To start with, though provident fund balances essentially belong to employees, they are forced to access these accounts primarily through the organisations which employ them. Thus, whenever the employee switches jobs, as one does quite often these days, transferring the provident fund balance from one firm to another is quite a cumbersome task, with forms to be filled and correspondence to be routed to the Employees Provident Fund Organisation (EPFO) via both the employers. The EPFO can be quite tardy with processing these requests too, buried as it is under tons of paperwork. (In 2013-14, it processed 1.2 crore transactions and 12 lakh transfer requests.) With many employees either choosing to skip the transfer or simply unaware of the procedure, the EPFO has become saddled with an enormous number of inoperative accounts. According to its last annual report, as many as 5.8 crore out of the 8.9 crore accounts managed by the EPFO were inoperative, with sums idling in them at ₹27,000 crore. Apart from creating needless workload for the EPFO itself, inoperative accounts represent a significant opportunity loss to the employees, as accounts without contributions earn no interest after three years. These idle PF balances have also attracted scamsters, with reports of funds being siphoned off through spurious bank accounts. Given this backdrop, subjecting the EPFO database to a comprehensive Know-Your-Customer exercise, computerising the records and mapping each account to the employee, will help iron out these problems and lead to a better investing experience for subscribers. Allowing employees to seamlessly port their accounts between employers will also ensure that the EPFO serves its basic objectives more effectively. Presently, most employees withdraw their PF every time they shift jobs leaving them with hardly any nest-egg at retirement.

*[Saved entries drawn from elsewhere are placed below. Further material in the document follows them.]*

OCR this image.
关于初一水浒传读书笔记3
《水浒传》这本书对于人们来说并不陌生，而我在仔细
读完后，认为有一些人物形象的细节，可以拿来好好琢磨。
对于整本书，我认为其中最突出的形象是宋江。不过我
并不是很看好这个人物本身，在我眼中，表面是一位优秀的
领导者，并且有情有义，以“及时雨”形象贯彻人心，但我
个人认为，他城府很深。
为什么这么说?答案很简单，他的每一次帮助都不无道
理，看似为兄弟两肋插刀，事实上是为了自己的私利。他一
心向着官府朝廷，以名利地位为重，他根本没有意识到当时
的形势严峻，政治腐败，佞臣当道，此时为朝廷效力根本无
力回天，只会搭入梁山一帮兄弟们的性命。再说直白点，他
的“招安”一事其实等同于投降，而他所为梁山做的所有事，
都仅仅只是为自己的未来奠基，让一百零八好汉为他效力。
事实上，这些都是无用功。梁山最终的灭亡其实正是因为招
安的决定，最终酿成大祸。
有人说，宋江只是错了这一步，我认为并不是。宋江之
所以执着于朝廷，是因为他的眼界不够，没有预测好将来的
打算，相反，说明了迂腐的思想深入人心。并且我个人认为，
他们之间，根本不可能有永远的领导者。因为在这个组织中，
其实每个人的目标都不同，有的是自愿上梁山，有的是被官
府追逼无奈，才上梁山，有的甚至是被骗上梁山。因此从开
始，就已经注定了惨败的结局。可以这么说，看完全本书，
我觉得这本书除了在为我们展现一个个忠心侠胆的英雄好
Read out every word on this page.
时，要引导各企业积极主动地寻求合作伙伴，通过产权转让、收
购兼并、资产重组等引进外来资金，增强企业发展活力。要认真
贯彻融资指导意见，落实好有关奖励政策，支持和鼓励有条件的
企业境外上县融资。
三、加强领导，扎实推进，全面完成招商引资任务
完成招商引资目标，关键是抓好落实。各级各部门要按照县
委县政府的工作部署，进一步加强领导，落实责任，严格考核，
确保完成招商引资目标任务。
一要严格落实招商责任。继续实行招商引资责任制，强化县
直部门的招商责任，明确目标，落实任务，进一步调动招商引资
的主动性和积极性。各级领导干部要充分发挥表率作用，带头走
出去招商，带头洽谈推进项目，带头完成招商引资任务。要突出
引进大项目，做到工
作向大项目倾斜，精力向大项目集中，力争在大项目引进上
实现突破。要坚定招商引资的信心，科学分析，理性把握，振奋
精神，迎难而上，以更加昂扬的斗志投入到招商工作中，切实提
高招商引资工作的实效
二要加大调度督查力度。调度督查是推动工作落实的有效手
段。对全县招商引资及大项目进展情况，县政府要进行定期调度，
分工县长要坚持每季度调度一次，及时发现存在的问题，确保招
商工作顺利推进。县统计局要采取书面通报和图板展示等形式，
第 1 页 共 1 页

While the benefits of direct employee access and PF portability are indisputable, the Centre should examine if it is really necessary to allot new unique account numbers to EPFO subscribers to operationalise these initiatives. Between Aadhar, voter identification number, permanent account number and numerous KYC formalities for financial products, the ordinary saver already has to deal with one too many KYC checks and ‘unique’ numbers. It would be ideal if the PAN or the Aadhar could double up as the identification that the EPFO uses to grant PF portability to its subscribers.